Human activity turns out to be structured in such a way that in addition to the inherited goal, obstacle and tool it includes a fourth structuring factor: taboo. Taboo is basically a ban to use something as a tool to overcome the obstacle in the way of the activity moving towards its goal, even if the factor in question were otherwise technically adequate. The impact of the taboo is most frequently connected with property relations: the technically adequate tool is as such coordinated to another position, so its use by people occupying the given position is prohibited by taboo. In this sense taboo is complemented by Baudrillard’s social allowance (prestation sociale) which have people feel pressure to get certain objects without needing them as technical tools, merely because they are allowed to possess these objects while others are not.
Thus, taboo becomes one of the structuring factors of human activity. Hence, what is needed for the man’s genetically specific basic need is the run of an activity making for his goals, overcoming the obstacles of this advancement, getting tools for it and, finally, mastering taboos on prerequisites of this activity.
Lewin’s theory specifies the formal correlations of such a need in a time interval when the goal is already set but is not yet attained. Neither before setting nor after attaining the goal exists the inner tension which as quasi-need qualifies certain objects in the activity field as goal, obstacle or tool, respectively.
As regards taboo, Lewin mistakenly places it in the same category as the obstacle when points out that a person’s manoeuvring room is delimited by the domains of inaccessible activities, such as shooting down an enemy or doing an activity beyond his capacities. But the obstacle that limits man’s possibility of pursuing an activity beyond his capacities. and the taboo that limits his freedom to shot down his enemy are not of equal quality. The former disable us to attain the goal, while the latter disables us to set it at all.

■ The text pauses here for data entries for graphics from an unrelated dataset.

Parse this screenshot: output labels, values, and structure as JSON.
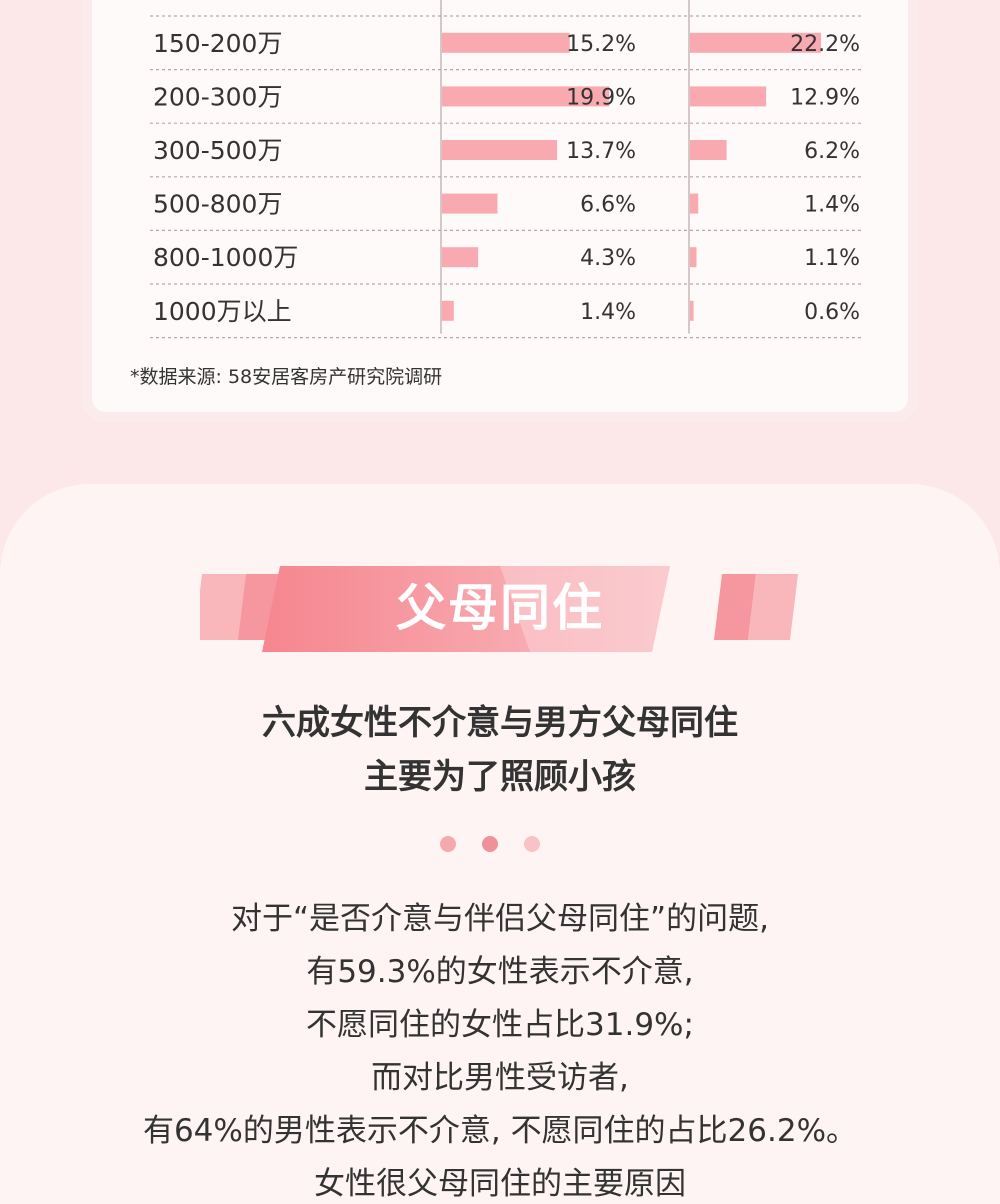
{
  "chart_data": {
    "type": "bar",
    "categories": [
      "150-200万",
      "200-300万",
      "300-500万",
      "500-800万",
      "800-1000万",
      "1000万以上"
    ],
    "series": [
      {
        "values": [
          15.2,
          19.9,
          13.7,
          6.6,
          4.3,
          1.4
        ],
        "labels": [
          "15.2%",
          "19.9%",
          "13.7%",
          "6.6%",
          "4.3%",
          "1.4%"
        ]
      },
      {
        "values": [
          22.2,
          12.9,
          6.2,
          1.4,
          1.1,
          0.6
        ],
        "labels": [
          "22.2%",
          "12.9%",
          "6.2%",
          "1.4%",
          "1.1%",
          "0.6%"
        ]
      }
    ],
    "bar_color": "#f9a9b0",
    "grid": "dashed row separators"
  },
  "source_note": "*数据来源: 58安居客房产研究院调研",
  "section": {
    "banner_title": "父母同住",
    "headline": [
      "六成女性不介意与男方父母同住",
      "主要为了照顾小孩"
    ],
    "body": [
      "对于“是否介意与伴侣父母同住”的问题,",
      "有59.3%的女性表示不介意,",
      "不愿同住的女性占比31.9%;",
      "而对比男性受访者,",
      "有64%的男性表示不介意, 不愿同住的占比26.2%。",
      "女性很父母同住的主要原因"
    ]
  },
  "colors": {
    "accent": "#f58f98",
    "bar": "#f9a9b0",
    "background": "#fde8e9",
    "dot": "#ef9aa0"
  }
}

The hypothesis of the specific human basic need (SHBN) assumes, in addition to Lewin’s quasi-need urging for the attainment of a set goal, another inner tension that emerges when man has attained his goal but not set a new one yet. This tension may also be conceived as a quasi-need that is satisfied by the setting of newer and newer goals. Setting new goals occurs in the wake of social changes which repeatedly reveal that the customary allowances and taboos no longer suffice to orientate man unambiguously in his activities. Taboos therefore have a major role in the emergence of new goals.